☼ When the Neighbour Moves Mad

At the turn of the century, a buddy and I pitter-patterned down the West Coast. Vancouver to San Diego, touching stops along the way. One of them was Vegas. We rolled in off a Greyhound from LA, which was already its own cracked-out saga. Tired, wrung out, and armed with nothing but an address scribbled on a scrap of paper, we hopped in a taxi.

The destination was a dead-average bungalow just off the Strip. Nothing flashy. Back then, tech wasn’t everywhere, so when the driver needed to sort the route, he pulled over and cracked open a battered Las Vegas A–Z road map. Completely normal behaviour at the time. No GPS. No apps. Just paper, memory, and vibes.

That moment stays with me because while we were sitting there, parked on the shoulder with the early morning light creeping in, the taxi suddenly got boxed. Silent. Clean. Multiple police cruisers, out of nowhere. I hadn’t clocked them pulling up. Didn’t clock doors opening. Then suddenly there were officers at the windows with guns drawn, barrels close enough to feel personal. Another cop tapped the driver’s window with his gun, checking if we were robbing him.

It was absurdly over-the-top. No conversation. No questions. Just straight to maximum response.

That West Coast trip was, overall, a good run. But I’ve had zero urge to go back since. And as wild as that moment felt back then, everything since has only turned that volume up. I honestly don’t know how much further it can go.

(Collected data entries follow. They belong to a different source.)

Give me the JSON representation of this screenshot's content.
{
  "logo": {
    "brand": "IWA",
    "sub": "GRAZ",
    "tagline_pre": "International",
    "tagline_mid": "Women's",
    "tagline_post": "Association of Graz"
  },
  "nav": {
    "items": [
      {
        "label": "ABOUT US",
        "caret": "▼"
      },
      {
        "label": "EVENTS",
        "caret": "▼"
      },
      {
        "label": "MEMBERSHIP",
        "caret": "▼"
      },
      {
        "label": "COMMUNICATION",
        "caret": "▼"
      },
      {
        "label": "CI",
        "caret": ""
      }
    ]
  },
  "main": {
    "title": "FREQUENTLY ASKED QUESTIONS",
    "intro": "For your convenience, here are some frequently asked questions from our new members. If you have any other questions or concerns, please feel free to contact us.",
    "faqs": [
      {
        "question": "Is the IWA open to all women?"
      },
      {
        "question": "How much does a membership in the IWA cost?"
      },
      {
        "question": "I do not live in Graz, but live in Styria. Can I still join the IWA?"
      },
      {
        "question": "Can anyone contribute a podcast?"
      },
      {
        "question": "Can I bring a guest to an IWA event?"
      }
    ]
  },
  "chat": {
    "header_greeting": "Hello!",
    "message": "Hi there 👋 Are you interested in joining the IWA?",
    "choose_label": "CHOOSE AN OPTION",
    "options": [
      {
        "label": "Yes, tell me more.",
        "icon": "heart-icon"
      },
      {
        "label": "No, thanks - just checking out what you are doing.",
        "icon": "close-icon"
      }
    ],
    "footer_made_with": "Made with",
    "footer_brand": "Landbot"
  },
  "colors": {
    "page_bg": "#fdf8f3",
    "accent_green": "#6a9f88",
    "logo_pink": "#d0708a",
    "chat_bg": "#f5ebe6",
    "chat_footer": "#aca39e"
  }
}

I’ve met bare Americans over the years who don’t match the caricature — good people, switched on, generous with their time and their thinking. They’ve always moved proper with me. That’s why what’s unfolding down there hits different.

But from up here — from a city that lives right next to the blast radius — it’s unsettling. Toronto feels the tremors first. The dollar, the jobs, the supply chains, the mood. We catch it all. We’re tied into their chaos whether we rate it or not. As a Canadian, I want us to pattern up, protect ourselves, and stop pretending proximity equals safety.

At the same time, I don’t want to watch a neighbour spiral into something darker, louder, and more heavily armed than it already is.

Because when things slide down there, cities like Toronto don’t get to spectate. We just brace.